Hong Kong’s Legco president rejects vast majority of pan-democrats’ budget amendments – 24 Apr 2017

  • The president of Hong Kong’s Legislative Council on 24 Apr 17 dismissed three-quarters of amendments to the government budget, in an apparent bid to cut short the pan-democrats’ planned filibuster.
  • Of 742 tabled amendments, Andrew Leung Kwan-yuen admitted just 185. He said the rest were “unintelligible, inaccurate, frivolous or meaningless”.
  • Leung said legislator “Long Hair” Leung Kwok-hung, who hoped to fight for a universal pension scheme by dragging out the debate, had proposed 522 amendments alone. The League of Social Democrats legislator only had 28 amendments approved.
  • Leung Kwok-hung slammed the president’s ruling. He accused him of seeing the legislature as a body that green-lights whatever bills and motions the administration submits.
  • The radical pan-democrat also vowed to consider launching a judicial review against the president’s ruling, as he urged his allies in the legislature to force the issue.

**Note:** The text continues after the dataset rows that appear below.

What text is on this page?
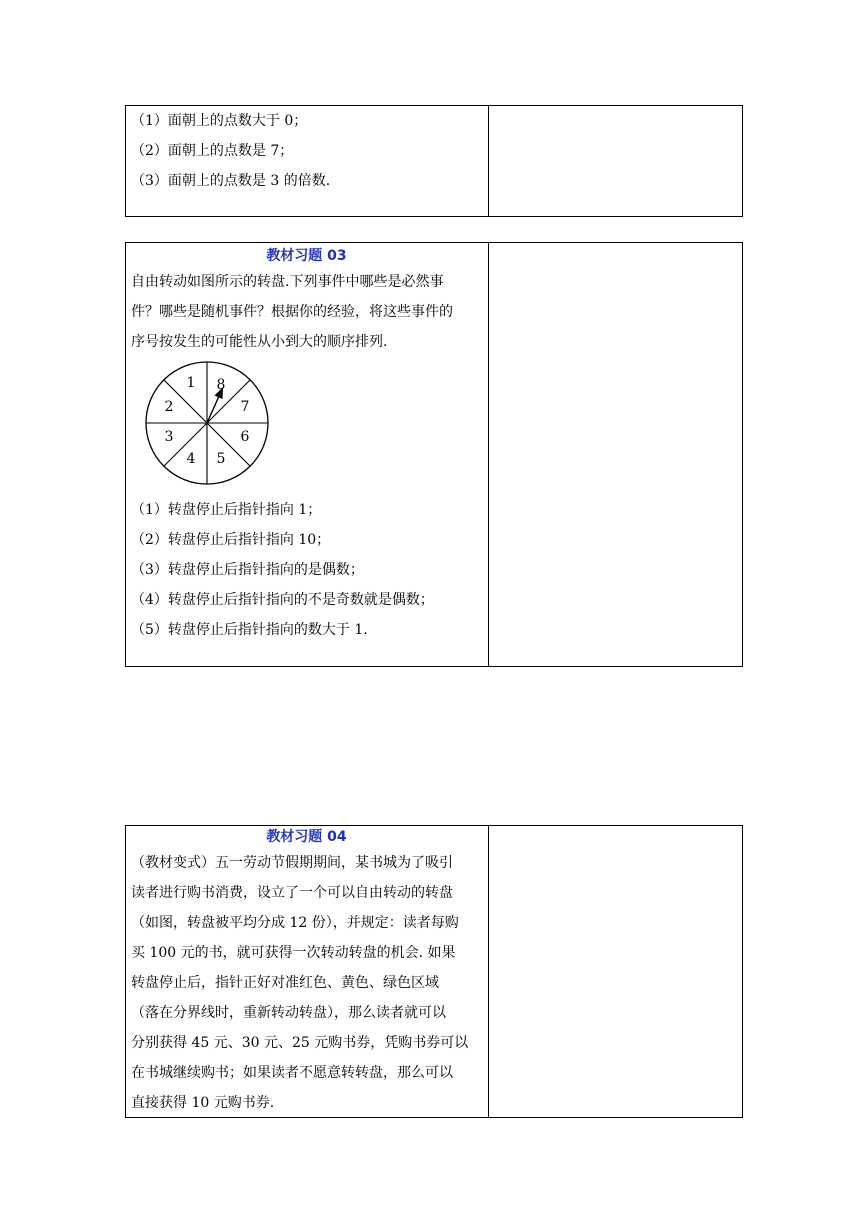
（1）面朝上的点数大于 0；
（2）面朝上的点数是 7；
（3）面朝上的点数是 3 的倍数.
教材习题 03
自由转动如图所示的转盘.下列事件中哪些是必然事
件？哪些是随机事件？根据你的经验，将这些事件的
序号按发生的可能性从小到大的顺序排列.
8
7
6
5
4
3
2
1
（1）转盘停止后指针指向 1；
（2）转盘停止后指针指向 10；
（3）转盘停止后指针指向的是偶数；
（4）转盘停止后指针指向的不是奇数就是偶数；
（5）转盘停止后指针指向的数大于 1.
教材习题 04
（教材变式）五一劳动节假期期间，某书城为了吸引
读者进行购书消费，设立了一个可以自由转动的转盘
（如图，转盘被平均分成 12 份），并规定：读者每购
买 100 元的书，就可获得一次转动转盘的机会. 如果
转盘停止后，指针正好对准红色、黄色、绿色区域
（落在分界线时，重新转动转盘），那么读者就可以
分别获得 45 元、30 元、25 元购书券，凭购书券可以
在书城继续购书；如果读者不愿意转转盘，那么可以
直接获得 10 元购书券.
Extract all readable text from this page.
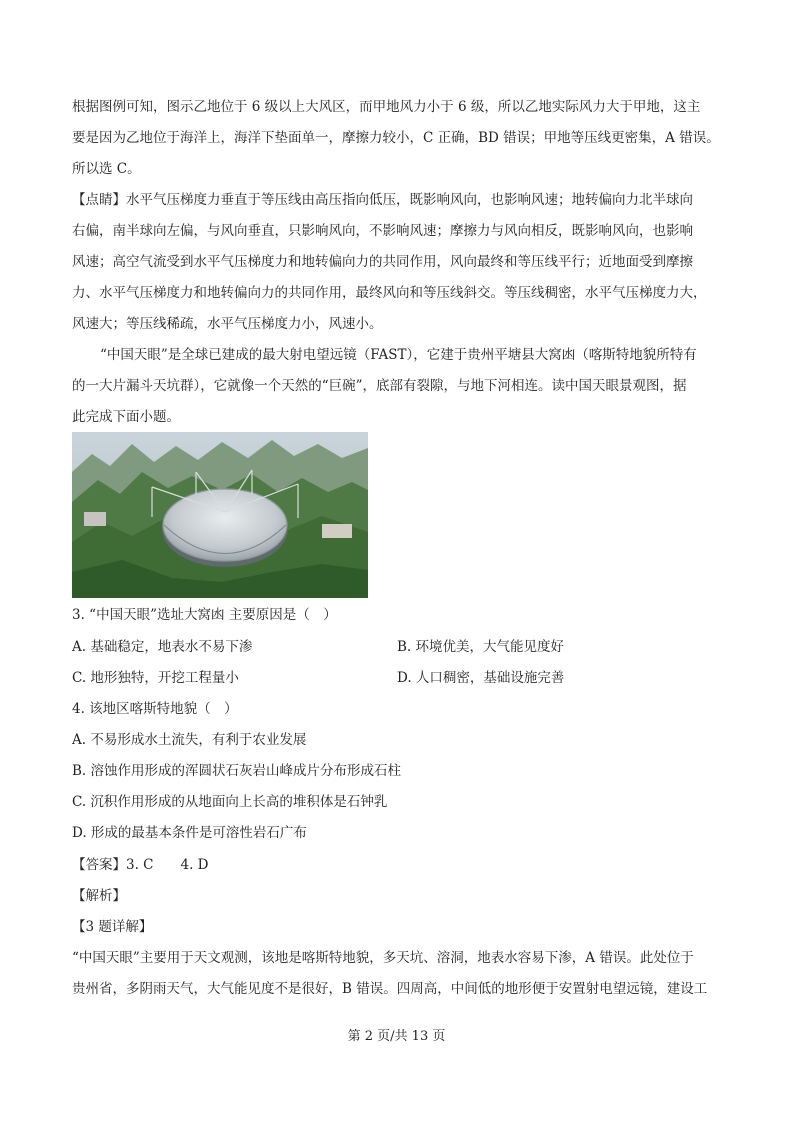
根据图例可知，图示乙地位于 6 级以上大风区，而甲地风力小于 6 级，所以乙地实际风力大于甲地，这主
要是因为乙地位于海洋上，海洋下垫面单一，摩擦力较小，C 正确，BD 错误；甲地等压线更密集，A 错误。
所以选 C。
【点睛】水平气压梯度力垂直于等压线由高压指向低压，既影响风向，也影响风速；地转偏向力北半球向
右偏，南半球向左偏，与风向垂直，只影响风向，不影响风速；摩擦力与风向相反，既影响风向，也影响
风速；高空气流受到水平气压梯度力和地转偏向力的共同作用，风向最终和等压线平行；近地面受到摩擦
力、水平气压梯度力和地转偏向力的共同作用，最终风向和等压线斜交。等压线稠密，水平气压梯度力大，
风速大；等压线稀疏，水平气压梯度力小，风速小。
“中国天眼”是全球已建成的最大射电望远镜（FAST），它建于贵州平塘县大窝凼（喀斯特地貌所特有
的一大片漏斗天坑群），它就像一个天然的“巨碗”，底部有裂隙，与地下河相连。读中国天眼景观图，据
此完成下面小题。
3. “中国天眼”选址大窝凼 主要原因是（　）
A. 基础稳定，地表水不易下渗	B. 环境优美，大气能见度好
C. 地形独特，开挖工程量小	D. 人口稠密，基础设施完善
4. 该地区喀斯特地貌（　）
A. 不易形成水土流失，有利于农业发展
B. 溶蚀作用形成的浑圆状石灰岩山峰成片分布形成石柱
C. 沉积作用形成的从地面向上长高的堆积体是石钟乳
D. 形成的最基本条件是可溶性岩石广布
【答案】3. C　　4. D
【解析】
【3 题详解】
“中国天眼”主要用于天文观测，该地是喀斯特地貌，多天坑、溶洞，地表水容易下渗，A 错误。此处位于
贵州省，多阴雨天气，大气能见度不是很好，B 错误。四周高，中间低的地形便于安置射电望远镜，建设工
第 2 页/共 13 页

  • The legislature will start scrutinising the annual appropriation bill on 26 Apr 17, the first such bill drafted by Paul Chan Mo-po. Chan became financial secretary after his predecessor John Tsang Chun-wah quit to run in the chief executive race, losing to Lam.
  • Pan-democrats were planning the shortest filibuster on the budget for five years by filing only 742 amendments in 2017, against the 2,158 amendments they tabled in 2016.